La division au sein de la Fed
Vendredi, Kevin Warsh a placé l’inflation avant un marché du travail qui se dégrade visiblement, et le marché l’a pris au mot : il s’est mis à intégrer une probabilité d’environ deux tiers d’une hausse des taux en septembre. Christopher Waller a ensuite défendu la thèse inverse, relevant des signes encourageants de désinflation dans les derniers chiffres et indiquant qu’il était favorable au statu quo en septembre si l’inflation d’août confirmait la tendance. Les rendements se sont détendus et le bitcoin a brièvement traité à 80,1k$, après avoir entamé la séquence dans le bas de la zone des 60k$. Le niveau intégré par le marché nous paraît excessif, à la fois parce que les données du travail se sont affaiblies et parce que le comité est désormais ouvertement divisé sur le poids à donner à chaque moitié de son mandat.

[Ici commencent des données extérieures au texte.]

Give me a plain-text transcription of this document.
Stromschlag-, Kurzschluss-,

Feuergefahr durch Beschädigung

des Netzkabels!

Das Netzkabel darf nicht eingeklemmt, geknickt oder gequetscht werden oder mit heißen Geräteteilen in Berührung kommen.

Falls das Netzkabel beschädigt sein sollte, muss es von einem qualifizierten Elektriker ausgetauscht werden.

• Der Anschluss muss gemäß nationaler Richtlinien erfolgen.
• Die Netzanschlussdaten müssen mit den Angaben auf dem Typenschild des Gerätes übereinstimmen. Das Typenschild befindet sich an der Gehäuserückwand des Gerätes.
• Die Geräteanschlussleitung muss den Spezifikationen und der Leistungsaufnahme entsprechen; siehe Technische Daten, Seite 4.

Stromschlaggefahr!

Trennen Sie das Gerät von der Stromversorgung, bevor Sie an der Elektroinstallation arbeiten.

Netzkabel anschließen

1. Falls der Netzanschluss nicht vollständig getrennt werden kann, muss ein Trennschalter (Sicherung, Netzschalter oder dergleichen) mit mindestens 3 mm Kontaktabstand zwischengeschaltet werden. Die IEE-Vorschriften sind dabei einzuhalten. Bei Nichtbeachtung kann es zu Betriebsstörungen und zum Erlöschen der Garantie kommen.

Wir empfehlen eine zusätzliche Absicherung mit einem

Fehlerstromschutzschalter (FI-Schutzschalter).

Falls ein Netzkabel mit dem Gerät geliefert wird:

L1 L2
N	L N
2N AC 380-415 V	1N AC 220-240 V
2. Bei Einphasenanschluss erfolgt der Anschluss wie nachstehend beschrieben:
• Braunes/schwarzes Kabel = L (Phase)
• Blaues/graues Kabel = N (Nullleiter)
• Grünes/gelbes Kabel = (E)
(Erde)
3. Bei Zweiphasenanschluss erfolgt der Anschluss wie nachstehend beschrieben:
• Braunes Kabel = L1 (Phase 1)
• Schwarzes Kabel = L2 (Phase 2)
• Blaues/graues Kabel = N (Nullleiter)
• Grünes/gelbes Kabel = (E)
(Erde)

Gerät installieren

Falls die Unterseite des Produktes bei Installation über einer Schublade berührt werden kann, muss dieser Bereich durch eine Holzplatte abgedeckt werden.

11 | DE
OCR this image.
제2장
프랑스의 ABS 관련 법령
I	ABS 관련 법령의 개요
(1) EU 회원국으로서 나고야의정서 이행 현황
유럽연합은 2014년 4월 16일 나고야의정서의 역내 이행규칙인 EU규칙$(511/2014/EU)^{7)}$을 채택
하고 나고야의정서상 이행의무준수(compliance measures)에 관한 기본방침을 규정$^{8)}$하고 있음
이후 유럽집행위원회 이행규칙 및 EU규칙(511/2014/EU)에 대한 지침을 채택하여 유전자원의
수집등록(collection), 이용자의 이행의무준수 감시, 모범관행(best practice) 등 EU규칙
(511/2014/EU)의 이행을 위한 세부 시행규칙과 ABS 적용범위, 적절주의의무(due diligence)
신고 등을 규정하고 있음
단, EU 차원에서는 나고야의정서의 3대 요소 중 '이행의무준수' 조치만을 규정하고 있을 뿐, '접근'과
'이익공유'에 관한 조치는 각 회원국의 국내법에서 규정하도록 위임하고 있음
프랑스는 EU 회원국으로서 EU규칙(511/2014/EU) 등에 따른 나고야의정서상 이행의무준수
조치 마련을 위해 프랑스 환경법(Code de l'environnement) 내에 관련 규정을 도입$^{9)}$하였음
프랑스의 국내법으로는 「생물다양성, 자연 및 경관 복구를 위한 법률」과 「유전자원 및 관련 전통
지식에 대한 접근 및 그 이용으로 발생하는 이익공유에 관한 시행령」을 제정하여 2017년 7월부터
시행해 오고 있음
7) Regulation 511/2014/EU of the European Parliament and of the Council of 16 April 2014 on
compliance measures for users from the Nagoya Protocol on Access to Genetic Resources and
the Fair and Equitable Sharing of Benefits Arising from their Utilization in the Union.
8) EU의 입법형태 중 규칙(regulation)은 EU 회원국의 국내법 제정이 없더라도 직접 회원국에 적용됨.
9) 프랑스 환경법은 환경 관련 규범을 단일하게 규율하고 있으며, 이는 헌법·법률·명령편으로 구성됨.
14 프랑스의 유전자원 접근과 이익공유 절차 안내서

Des flux sortis puis revenus aussitôt
Environ 100 M$ sont sortis des ETP d’actifs numériques dans les heures suivant les propos de Kevin Warsh. L’argent est revenu depuis lundi, avec 1 Md$ d’entrées, contre 2 Md$ la semaine précédente et 2,9 Md$ la semaine d’avant, le meilleur chiffre de l’année. Pour un conseiller, l’important est ce que cet aller-retour n’est pas. Ce n’est pas une clientèle qui se désintéresse de la classe d’actifs, et aucune des deux semaines ne traduit un changement de vue sur le bitcoin lui-même. Ce sont les mêmes allocataires qui se repositionnent avant une décision de taux, sur un horizon de deux semaines.
Le pétrole, principal risque haussier sur l’inflation
L’Iran reste la variable capable d’invalider le scénario de Christopher Waller, par son effet sur le pétrole et donc sur les anticipations d’inflation. Nous continuons de privilégier une résolution d’une forme ou d’une autre, aidée par la pression politique à l’approche des élections américaines de mi-mandat, mais le risque extrême n’est pas négligeable. La Chine rationne sa consommation, ce qui a contenu les prix. Si la demande chinoise se normalise alors que l’offre reste perturbée, un nouveau choc pousse l’inflation à la hausse et renforce les arguments en faveur d’un resserrement. C’est le principal risque baissier à court terme.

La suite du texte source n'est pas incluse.